As eleições e o sensível

Um balanço dos múltiplos aspectos da eleição presidencial, longe das paixões da disputa, abre-se ao tema do reflexo das sensibilidades no terreno político.
Com a vantagem que dá a visão retrospectiva, embora ainda próxima no tempo, podemos dizer, em termos muito gerais que, entre as razões da vitória de Lula, esteve a gradativa construção de um elo de afetividade, tecido mais com gestos do que com palavras, unindo eleitores e eleito. Essa afirmação, que por sua natureza não se apóia em números, indica a existência de uma conjuntura marcada por fortes carências no nível do sensível, por parte de setores ponderáveis da sociedade.
Certamente, há relação entre tal quadro e sensibilidades e mitos de longa duração, examinados aliás na significativa entrevista do sociólogo José de Souza Martins nesta Folha. Se enfatizo a abordagem de curto prazo, é porque ela nos permite olhar mais de perto certos sinais que emergiram no decorrer da campanha eleitoral e logo depois dela.
Arrisco dizer, exemplificando, que a ascensão de Roseana Sarney, até cair no duro chão dos fatos inexplicáveis, teve muito a ver com a construção de uma figura feminina suave, protetora e maternal. Isso, num momento em que crescera no país a convicção de que, em postos de comando, as mulheres têm virtudes específicas, adicionando à esfera pública características revalorizadas de compaixão, paciência, tolerância que se atribuem à alma feminina.
Não por acaso, o escorregão de Ciro Gomes, ao falar do papel de sua companheira, gerou resultados negativos quando, em outros tempos, o episódio até reforçaria os traços de sua masculinidade.
Mas foi o presidente eleito que, por artes do feiticeiro Duda Mendonça e por virtudes pessoais, acabou personificando o atendimento de urgências afetivas, ancorado em uma biografia que lhe permitiu construir identificações do gênero "eu sei o que é o sofrimento do povo" e em uma campanha de "paz e amor", que, na sua aparente banalidade, revelou-se de enorme eficácia.

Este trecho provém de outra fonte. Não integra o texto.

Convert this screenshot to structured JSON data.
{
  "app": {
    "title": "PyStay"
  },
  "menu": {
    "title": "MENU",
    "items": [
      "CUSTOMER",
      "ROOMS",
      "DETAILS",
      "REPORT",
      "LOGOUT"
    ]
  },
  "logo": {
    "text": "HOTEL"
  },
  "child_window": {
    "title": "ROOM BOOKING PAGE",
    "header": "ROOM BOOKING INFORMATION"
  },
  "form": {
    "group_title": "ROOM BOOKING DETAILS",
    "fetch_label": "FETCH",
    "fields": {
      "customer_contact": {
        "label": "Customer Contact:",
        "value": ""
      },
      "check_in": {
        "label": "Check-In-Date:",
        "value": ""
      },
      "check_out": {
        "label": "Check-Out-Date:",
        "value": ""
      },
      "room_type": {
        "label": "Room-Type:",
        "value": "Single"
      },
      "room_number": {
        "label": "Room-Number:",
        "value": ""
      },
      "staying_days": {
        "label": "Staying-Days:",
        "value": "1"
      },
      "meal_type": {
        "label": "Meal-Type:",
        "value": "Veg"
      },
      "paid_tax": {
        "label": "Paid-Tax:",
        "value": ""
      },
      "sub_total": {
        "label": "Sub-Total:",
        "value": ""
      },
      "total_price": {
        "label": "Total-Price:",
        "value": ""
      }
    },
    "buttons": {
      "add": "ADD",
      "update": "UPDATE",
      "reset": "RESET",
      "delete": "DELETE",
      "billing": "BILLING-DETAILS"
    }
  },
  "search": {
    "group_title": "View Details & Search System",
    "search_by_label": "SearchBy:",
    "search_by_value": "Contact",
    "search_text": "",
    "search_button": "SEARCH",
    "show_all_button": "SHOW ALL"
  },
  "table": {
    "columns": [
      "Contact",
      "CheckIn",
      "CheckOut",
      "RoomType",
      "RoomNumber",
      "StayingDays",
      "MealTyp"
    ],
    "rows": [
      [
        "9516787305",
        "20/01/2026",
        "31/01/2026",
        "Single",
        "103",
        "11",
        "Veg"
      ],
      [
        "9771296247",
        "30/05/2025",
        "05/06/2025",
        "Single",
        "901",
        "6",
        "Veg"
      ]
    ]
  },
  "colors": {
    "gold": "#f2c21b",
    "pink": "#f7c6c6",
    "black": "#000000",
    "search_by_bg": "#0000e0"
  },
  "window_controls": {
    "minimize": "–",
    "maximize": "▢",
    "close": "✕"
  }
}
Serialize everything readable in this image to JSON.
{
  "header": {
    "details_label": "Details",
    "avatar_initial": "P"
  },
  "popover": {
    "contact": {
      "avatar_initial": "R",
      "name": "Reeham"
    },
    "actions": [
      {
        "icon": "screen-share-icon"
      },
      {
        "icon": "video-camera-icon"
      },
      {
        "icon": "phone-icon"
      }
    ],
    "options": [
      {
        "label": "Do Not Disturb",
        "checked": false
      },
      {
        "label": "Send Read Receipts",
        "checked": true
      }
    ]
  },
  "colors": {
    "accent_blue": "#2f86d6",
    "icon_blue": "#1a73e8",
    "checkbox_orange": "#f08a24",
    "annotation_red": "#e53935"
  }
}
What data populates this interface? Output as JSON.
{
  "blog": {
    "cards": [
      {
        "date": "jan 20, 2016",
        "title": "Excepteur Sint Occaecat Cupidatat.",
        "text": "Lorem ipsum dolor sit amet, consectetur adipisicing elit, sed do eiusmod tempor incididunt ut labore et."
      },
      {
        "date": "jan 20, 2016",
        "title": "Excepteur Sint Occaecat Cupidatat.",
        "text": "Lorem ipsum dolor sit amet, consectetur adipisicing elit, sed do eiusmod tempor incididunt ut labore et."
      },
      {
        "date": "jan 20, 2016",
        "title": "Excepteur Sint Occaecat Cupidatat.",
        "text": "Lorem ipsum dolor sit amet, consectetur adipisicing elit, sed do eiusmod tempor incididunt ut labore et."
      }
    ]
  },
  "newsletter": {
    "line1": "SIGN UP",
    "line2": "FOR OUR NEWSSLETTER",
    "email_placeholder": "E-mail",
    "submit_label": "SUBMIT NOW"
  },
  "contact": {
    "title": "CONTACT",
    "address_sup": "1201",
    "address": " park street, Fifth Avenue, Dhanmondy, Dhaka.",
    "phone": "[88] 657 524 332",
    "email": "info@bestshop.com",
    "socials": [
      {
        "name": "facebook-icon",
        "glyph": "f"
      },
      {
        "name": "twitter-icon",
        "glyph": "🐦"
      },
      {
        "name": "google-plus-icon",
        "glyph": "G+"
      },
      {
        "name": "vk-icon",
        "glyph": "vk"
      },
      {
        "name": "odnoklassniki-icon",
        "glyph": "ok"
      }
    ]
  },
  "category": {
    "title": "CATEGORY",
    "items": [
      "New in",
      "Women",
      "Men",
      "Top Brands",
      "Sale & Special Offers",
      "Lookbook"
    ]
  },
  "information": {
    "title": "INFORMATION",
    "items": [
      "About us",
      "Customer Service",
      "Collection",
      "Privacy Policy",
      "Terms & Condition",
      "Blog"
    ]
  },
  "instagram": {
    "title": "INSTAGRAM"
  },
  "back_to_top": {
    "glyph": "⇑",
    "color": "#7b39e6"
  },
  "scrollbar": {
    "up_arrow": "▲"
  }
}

Tudo isso com a vantagem de enfrentar um adversário que não ultrapassou o terreno da racionalidade, terreno insuficiente -gostemos ou não- para ganhar eleições envolvendo uma grande massa.
Nas últimas semanas, o desejo de tocar o ungido, de conferir-lhe as honras de rei popular, tudo banhado em emoções traduzidas em lágrimas, veio confirmar o elo entre Lula e uma parcela significativa da população, que não é necessariamente a mais carente do ponto de vista material. Como o elo é ao mesmo tempo profundo e fluido, é difícil dizer quanto tempo irá perdurar, mas seria absurdo ignorar sua importância.
Não estou afirmando, nem de longe, que a explicação para a nítida vitória de Lula se situe apenas no plano das sensibilidades. Nem faria sentido negar a importância dos fatores explicativos usualmente utilizados na análise da vida política. Mas estou seguro de que introduzir nessa análise os temas da antropologia política é essencial para a compreensão mais ampla dos dias surpreendentes e incertos que estamos vivendo.


Boris Fausto escreve às segundas-feiras nesta coluna.